I'll give the snapshot a try, thanks, but it's hard for me to see :) how
eliminating a few hundred locks and unlocks that are 75% under 1 usec anyway
will help much. I may have unduly influenced anybody following this by only
showing detailed stats for the last two locks that I picked at random.

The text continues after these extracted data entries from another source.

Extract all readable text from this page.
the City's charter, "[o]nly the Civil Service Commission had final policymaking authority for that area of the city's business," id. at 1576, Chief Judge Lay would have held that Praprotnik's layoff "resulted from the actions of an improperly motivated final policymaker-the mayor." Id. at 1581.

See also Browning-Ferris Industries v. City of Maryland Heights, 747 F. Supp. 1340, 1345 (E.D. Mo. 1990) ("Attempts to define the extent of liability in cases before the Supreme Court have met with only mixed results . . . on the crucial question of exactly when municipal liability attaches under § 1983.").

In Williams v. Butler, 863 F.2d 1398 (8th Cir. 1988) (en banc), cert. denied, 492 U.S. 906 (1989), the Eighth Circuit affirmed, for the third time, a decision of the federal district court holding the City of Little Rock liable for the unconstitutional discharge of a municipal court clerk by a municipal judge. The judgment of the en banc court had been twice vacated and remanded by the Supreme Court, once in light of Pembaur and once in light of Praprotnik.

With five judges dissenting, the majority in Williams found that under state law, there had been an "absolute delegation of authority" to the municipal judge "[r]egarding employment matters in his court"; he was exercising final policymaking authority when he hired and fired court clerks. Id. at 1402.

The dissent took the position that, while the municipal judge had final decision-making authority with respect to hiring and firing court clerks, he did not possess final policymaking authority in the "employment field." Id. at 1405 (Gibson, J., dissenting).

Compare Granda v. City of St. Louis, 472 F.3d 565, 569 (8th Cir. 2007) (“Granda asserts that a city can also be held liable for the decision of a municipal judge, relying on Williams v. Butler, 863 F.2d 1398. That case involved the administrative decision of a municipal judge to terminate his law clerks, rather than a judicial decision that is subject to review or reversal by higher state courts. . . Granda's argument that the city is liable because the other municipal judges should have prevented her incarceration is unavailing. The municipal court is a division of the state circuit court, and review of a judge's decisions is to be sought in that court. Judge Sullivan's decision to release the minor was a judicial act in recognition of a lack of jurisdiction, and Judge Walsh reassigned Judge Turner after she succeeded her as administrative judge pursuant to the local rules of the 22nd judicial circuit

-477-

What I'm more focused on are the locks being heavily used by git and heavily
contended by the four git threads in OP's testcase. Here are the caller
stats for this set of locks...
lock latency buckets: <=1 <=10 <=100 <=1000 >1000
mtx 4908/06002A00F0 lks 155066, ulks 155066, 66359 4395 78895 4742 675
caller 0x0100454FAD, count 154792, L, /usr/src/git/builtin/pack-objects.c:1758
caller 0x0100454FFC, count 154777, U, /usr/src/git/builtin/pack-objects.c:1769
[...]
mtx 4908/0600FA6860 lks 154745, ulks 154745, 56092 3217 64883 25435 5118
caller 0x0100455659, count 1011, L, /usr/src/git/builtin/pack-objects.c:1640
caller 0x0100455687, count 1011, U, /usr/src/git/builtin/pack-objects.c:1642
caller 0x01004556E0, count 153734, L, /usr/src/git/builtin/pack-objects.c:1628
caller 0x010045570E, count 153734, U, /usr/src/git/builtin/pack-objects.c:1630
mtx 4908/0603498600 lks 316825, ulks 316825, 146254 4986 155345 9686 554
caller 0x0100455269, count 196769, L, /usr/src/git/builtin/pack-objects.c:1695
caller 0x01004552C4, count 15148, U, /usr/src/git/builtin/pack-objects.c:1705
caller 0x0100455478, count 181621, U, /usr/src/git/builtin/pack-objects.c:1702
caller 0x010045554C, count 120056, L, /usr/src/git/builtin/pack-objects.c:1834
caller 0x010045556E, count 120056, U, /usr/src/git/builtin/pack-objects.c:1837
If you look at the ">1000" column, you see that these 3 locks account for
675+5118+554 = 6347ms = 6.347sec spent waiting for these locks, best case
for just this 1000+ usec latency bucket. The next column to the left (a
faster bucket for latencies 101us up to 1000us) has 4742+25435+9686 = 39863,
times 101us best case for this bucket, giving 4.026sec spent waiting for
these locks.
I probably need to modify my stats gathering program to display the total
time spent waiting to make it more clear how things add up for each mutex
across the whole testcase. Again, these stats are not timing how long locks
are being held, but rather how long it takes just to acquire the lock.